Studies conducted by scientists such as Liao et al. [
47], Eriksson and Lycke [
48], Nong et al. [
49], Kans and Campos [
50], and Erro-Garcés and Aramendia-Muneta [
51] show that in the future, changes related to digitalization as well as sustainable development will require new competencies from employees, including the ability to cooperate with robots, manage autonomous processes, or create sustainable, efficient production processes. This may translate into changing training and education requirements. Based on the regression analysis, in some industries, including the food production industry and the production of metal products, the number of employees and the annual financial balance sheet were statistically associated with higher levels of innovation. These findings indicate a relationship, but not necessarily a causal one. A higher number of employees might reflect greater capacity to implement innovative solutions in larger companies. This underscores the organizational importance of adaptability during digital transformation processes related to Industry 4.0 and 5.0 [
52].
However, the presented results regarding the level of development of training systems show that the automotive industry has the highest level of training, while the textile industry has the lowest. The results reflect the diversified approach to investment in human capital in various industries. The changes implemented in connection with Industry 4.0 and Industry 5.0 force enterprises to invest in the development of employee competences, which is visible in the automotive industry, which is characterized by a high level of development of training systems [
53].
To sum up, the presented research results confirm that education, training, and innovation are interrelated components in the digital and technological transformation of enterprises. While strong associations were observed, the findings should be interpreted with caution, and not as evidence of causal effects. In addition, many researchers point to the need to adapt educational and training programs to new challenges related to digital transformation and the growing role of digital competences, data management, and human–technology integration [
31,
54,
55,
56]. Future research should focus on understanding the specifics of various economic sectors and identifying key areas so that investments in education and training can contribute to improving innovation. Additionally, attention should be paid to the effectiveness of new teaching and training methods in the context of Industry 5.0, which focuses on human interaction with modern technologies.

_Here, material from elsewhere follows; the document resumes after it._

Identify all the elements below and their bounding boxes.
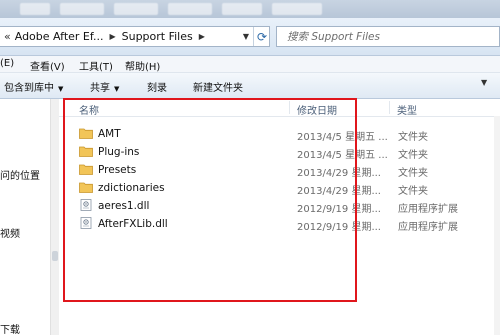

Some sectors in the sample (e.g., textiles, electronics) contain fewer than ten firms, which may limit the stability and reliability of correlation and regression estimates for these groups. Due to the predefined sector classifications used during data collection and the lack of additional background information required for re-coding, post-hoc aggregation of low-N sectors was not feasible at this stage. Consequently, sector-specific findings for small groups should be interpreted with caution, and future research should aim to ensure more balanced sectoral representation or apply broader grouping strategies during study design. Moreover, to strengthen causal inference and establish the directionality of the observed relationships, future research should employ longitudinal or experimental designs. A longitudinal design would allow for repeated measurements of the same firms over time, enabling the examination of temporal changes and the sequencing of variables, which can clarify cause–effect relationships. Alternatively, experimental or quasi-experimental approaches—such as field experiments, randomized controlled trials, or policy interventions—could provide controlled conditions to isolate the impact of specific factors (e.g., training programs, innovation initiatives) on outcomes of interest. Such designs would address the limitations of the current cross-sectional approach and offer stronger evidence regarding the causal pathways underlying the associations identified in this study.